Mais de três dezenas de autores estão reunidos numa antologia do conto moçambicano, que dá pelo nome “As Mãos dos Pretos”. Organizado pelo também escritor Nelson Saúte, este livro foi dado a conhecer ao público em Fevereiro último, pelas Publicações Dom Quixote. A ficção moçambicana tem atravessado diferentes períodos. Uns mais ricos e interessantes, outros que acusam um menor entusiasmo literário. Contudo, existiu na segunda metade do século XX um florescer da ficção narrativa em Moçambique, de onde Nelson Saúte recuperou alguns nomes de escritores que trouxeram à literatura do país uma pluralidade de posturas estilísticas e de novas linguagens, confirmando assim o renascer de uma ação criativa substancialmente melhorada.
Sem qualquer critério especial de seleção, a não ser a qualidade dos textos, Nelson Saúte reuniu em livro um conjunto de mais de três dezenas de autores que traduzem nas suas palavras “o devir moçambicano, de forma excepcionalmente esplendorosa”.
Nesta viagem à ficção moçambicana, o organizador d’ “As Mãos dos Pretos” ressalva da década de 40 dois dos poetas maiores de Moçambique: José Craveirinha e Rui Knopfli, responsáveis “pela excelente tradição poética que as gerações posteriores beneficiaram e beneficiam. Craveirinha pela força telúrica dos seus versos (…) e Knopfli pelo ecletismo da sua poesia, pela modernidade e pelo complexo entendimento do destino de um país e dos seus homens (…)”, esclarece Nelson Saúte no prefácio.
Num contexto anterior à independência, Nelson resgata como manifestações únicas da prosa de ficção moçambicana nomes como João Dias (Godido e Outros Contos, em 1952), Luís Bernardo Honwana (Nós Matamos o Cão Tinhoso, em 1964), Orlando Mendes (Portagem, em 1966) e Carneiro Gonçalves (Contos e Lendas, em 1975). “As Mãos dos Pretos”, que deu nome a esta antologia, é também título de um dos textos selecionados para ilustrar a obra de Luís Bernardo Honwana. Nelson Saúte justifica a escolha deste texto com a seguinte frase: “talvez seja o mais belo conto que jamais se escreveu desde sempre na literatura moçambicana”. Nos anos 80 registou-se então uma verdadeira explosão de talentos, a maioria dos quais confirmaram-se mais tarde. À sombra do projecto “Charrua”, a literatura moçambicana foi conquistando nomes e enriquecendo com escritas emblemáticas.

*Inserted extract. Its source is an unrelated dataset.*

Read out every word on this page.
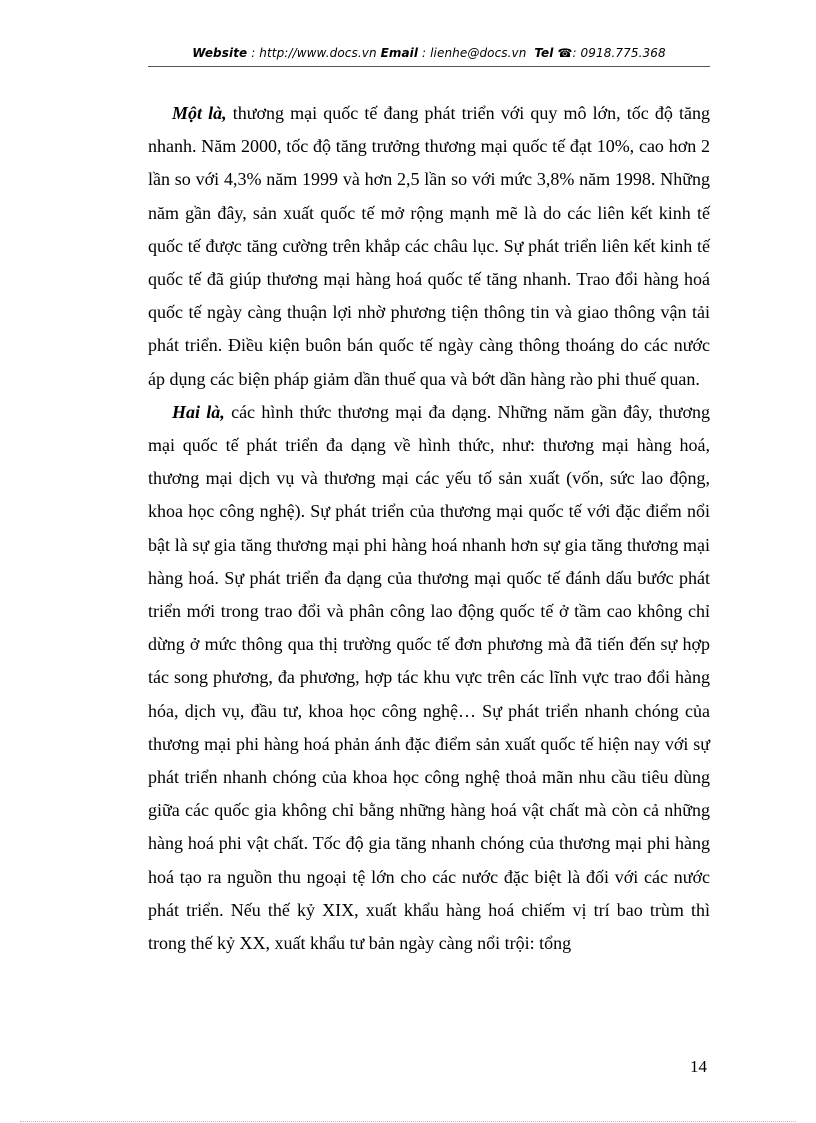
Website : http://www.docs.vn Email : lienhe@docs.vn Tel ☎: 0918.775.368

Một là, thương mại quốc tế đang phát triển với quy mô lớn, tốc độ tăng nhanh. Năm 2000, tốc độ tăng trưởng thương mại quốc tế đạt 10%, cao hơn 2 lần so với 4,3% năm 1999 và hơn 2,5 lần so với mức 3,8% năm 1998. Những năm gần đây, sản xuất quốc tế mở rộng mạnh mẽ là do các liên kết kinh tế quốc tế được tăng cường trên khắp các châu lục. Sự phát triển liên kết kinh tế quốc tế đã giúp thương mại hàng hoá quốc tế tăng nhanh. Trao đổi hàng hoá quốc tế ngày càng thuận lợi nhờ phương tiện thông tin và giao thông vận tải phát triển. Điều kiện buôn bán quốc tế ngày càng thông thoáng do các nước áp dụng các biện pháp giảm dần thuế qua và bớt dần hàng rào phi thuế quan.

Hai là, các hình thức thương mại đa dạng. Những năm gần đây, thương mại quốc tế phát triển đa dạng về hình thức, như: thương mại hàng hoá, thương mại dịch vụ và thương mại các yếu tố sản xuất (vốn, sức lao động, khoa học công nghệ). Sự phát triển của thương mại quốc tế với đặc điểm nổi bật là sự gia tăng thương mại phi hàng hoá nhanh hơn sự gia tăng thương mại hàng hoá. Sự phát triển đa dạng của thương mại quốc tế đánh dấu bước phát triển mới trong trao đổi và phân công lao động quốc tế ở tầm cao không chỉ dừng ở mức thông qua thị trường quốc tế đơn phương mà đã tiến đến sự hợp tác song phương, đa phương, hợp tác khu vực trên các lĩnh vực trao đổi hàng hóa, dịch vụ, đầu tư, khoa học công nghệ… Sự phát triển nhanh chóng của thương mại phi hàng hoá phản ánh đặc điểm sản xuất quốc tế hiện nay với sự phát triển nhanh chóng của khoa học công nghệ thoả mãn nhu cầu tiêu dùng giữa các quốc gia không chỉ bằng những hàng hoá vật chất mà còn cả những hàng hoá phi vật chất. Tốc độ gia tăng nhanh chóng của thương mại phi hàng hoá tạo ra nguồn thu ngoại tệ lớn cho các nước đặc biệt là đối với các nước phát triển. Nếu thế kỷ XIX, xuất khẩu hàng hoá chiếm vị trí bao trùm thì trong thế kỷ XX, xuất khẩu tư bản ngày càng nổi trội: tổng

14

Ungulani Ba Ka Khosa com as suas estórias e Mia Couto, um dos mais conhecidos escritores moçambicanos da actualidade, são dois dos nomes que se destacam nesta época. Orlando Muhlanga, com o Diário de Sangue, um dos prosadores mais importantes do final do século XX revela-se já nos anos 90. “Com uma impressiva capacidade efabulatória, Muhlanga conta a guerra no seu interior, na dimensão fortíssima da sua crueldade”, relembra Nelson Saúte. A par de Ba Ka Khosa e Mia Couto, Aldino Muianga, Lília Momplé e Paulina Chiziane, entre outros, vêm colocar um ponto final na característica trágica que ensombrava a ficção moçambicana até então. Por último, a antologia intitulada “As Mãos dos Pretos” fica concluída com três textos do responsável pela apresentação deste manancial de ficção, Nelson Saúte.